20.09.2020
Bugün İstanbul'a sonbahar geldi. Hava epey soğudu. Mevsimlik kıyafetler çıktı. Kalın sıcak çoraplar giyildi. Uzun süredir ilk kez camlar kapandı. Çamaşırlar balkona asılamadı bugün, kurutmaya atıldı.
Tüm gün hava neredeyse hiç açmadı. Hep karanlıktı. Defne ile dışarı çıktık ama hava oldukça soğuktu kimseler yoktu parkta ve yağmur çiseliyordu mis gibi toprak kokuyordu her yer. Bunalmadan sıcaklamadan hatta biraz üşüyerek açık havanın tadını çıkarttık.
Çoğu insan sonbaharı bu karanlık havaları sevmez ama ben tersine çok severim. Ben güneşli havalarda mutsuz olanlardanım. Bu güzel güneşli havada evde oturmak olmaz o halde bir yerlere gitmeli birşeyler yapmalı ama ne yapmalı nereye gitmeli diye diye helak olup ama genellikle hiçbir şey yapamayanlardanım. Yapmıyorum yapamıyorum sonra niye yapamıyorum diye üzülüyorum. Hava güzel güneşli mis gibi ama biz neden evde kös kös oturmak zorundayız diye çok ağlamışlığım vardır.
Böyle karanlık soğuk havalarda ise hele çocuk varsa yapılacak şey belidir; evde oturmak. Başka olası bir alternatif olmadığından mutlu mutlu ben de herkes gibi eve kapanırım.
Evde olma hali ise hiçbir zaman benim için can sıkıcı bir eylem olmamıştır. Çünkü hep okumam gereken kitaplar dinlemeyi planladığım müzikler izlemem gereken filmler vs vardır. Hem zaten evde yapılacak işler de hiç mi hiç bitmez. Hani bir söz var ya tam depresyona girecek gibi oluyorum aklıma makinadaki çamaşırlar geliyor tam depresyona gireceğim ama aklıma tezgahtaki bulaşıklar geliyor bir türlü giremiyorum diye...
"Yalnız kaldığında kendin için bir evren ol"
Evi evreni olanlardan biri olmayı nasip etsin rabbim.
Tabi bu kadar yalnız olmasam daha iyiydi. Ama herhalde benim de imtihanım bu. Allah böyle takdir etmiş diyerek uzun zamandır bu mevzuyu, yalnızlığımı, irdelemiyorum. Hatta yalnızlığımla gayet barışığımdır.

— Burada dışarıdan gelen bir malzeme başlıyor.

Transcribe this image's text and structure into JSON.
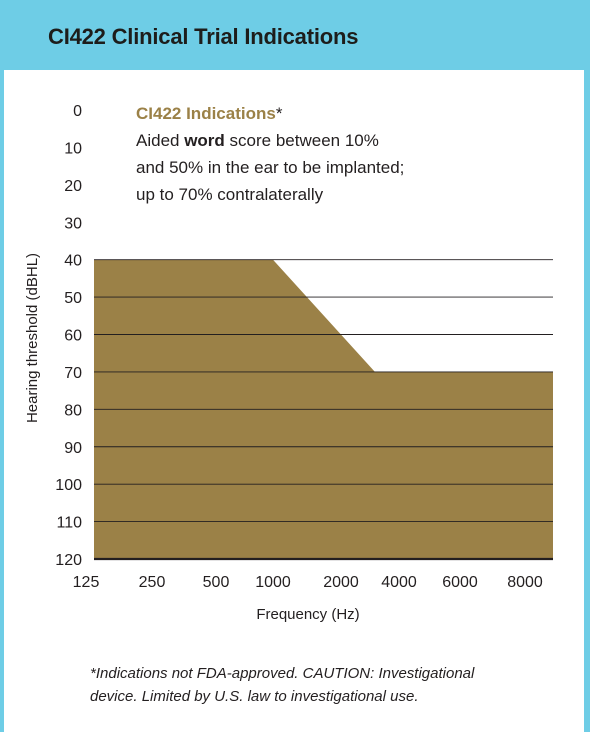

Şimdi nankörlük olmasın Allaha şükür ki Defneciğim var aslında hiç de yalnız değilim.
Aslında sular vadisini anlatmak için oturdum konu nerelere geldi. Ben asıl konuma döneyim en iyisi..
Dün Defne ile tüm gün dışarıda idik. Bir değişiklik olsun dedik evimize oldukça yakın olan Başakşehir 4. Etap'daki Sular Vadisi'ne gittik.
Uzun zamandır gelmemiştim, güzelmiş...
Defne bayıldı buraya. Daha sık gelmeye karar verdik.
Sular vadisi ilk yapıldığında ben 4. Etapta oturuyordum. O zamanlar bekardım. Mardin'e daha gitmemiştim. Milli Eğitim'e henüz geçmemiştim. Defneciğim yoktu. Buraya inip akşam yürüyüşü yapardım. O zamanlar ağaçlar küçücüktü. Sular vadisi bu kadar güzelleşmemişti.
4. Etaptan ayrılalı 8 yıl oldu. Dün eski evime baktım eskiden yürüdüğüm yollara eskiden beğendiğim içinde yaşama hayali kurduğum villalara baktım. Üzerimden koca bir hayat geçmiş gibi. Yüzyıllar geçmiş sanki... Kendimi o kadar yaşlı yorgun hissettim. Bir zamanlar yaşadığım o hayat bana o kadar uzakta kalmış ki sanki orada yaşayan, bu yollarda yürüyen ben değilmişim gibi o kadar kendime yabancı olmuşum.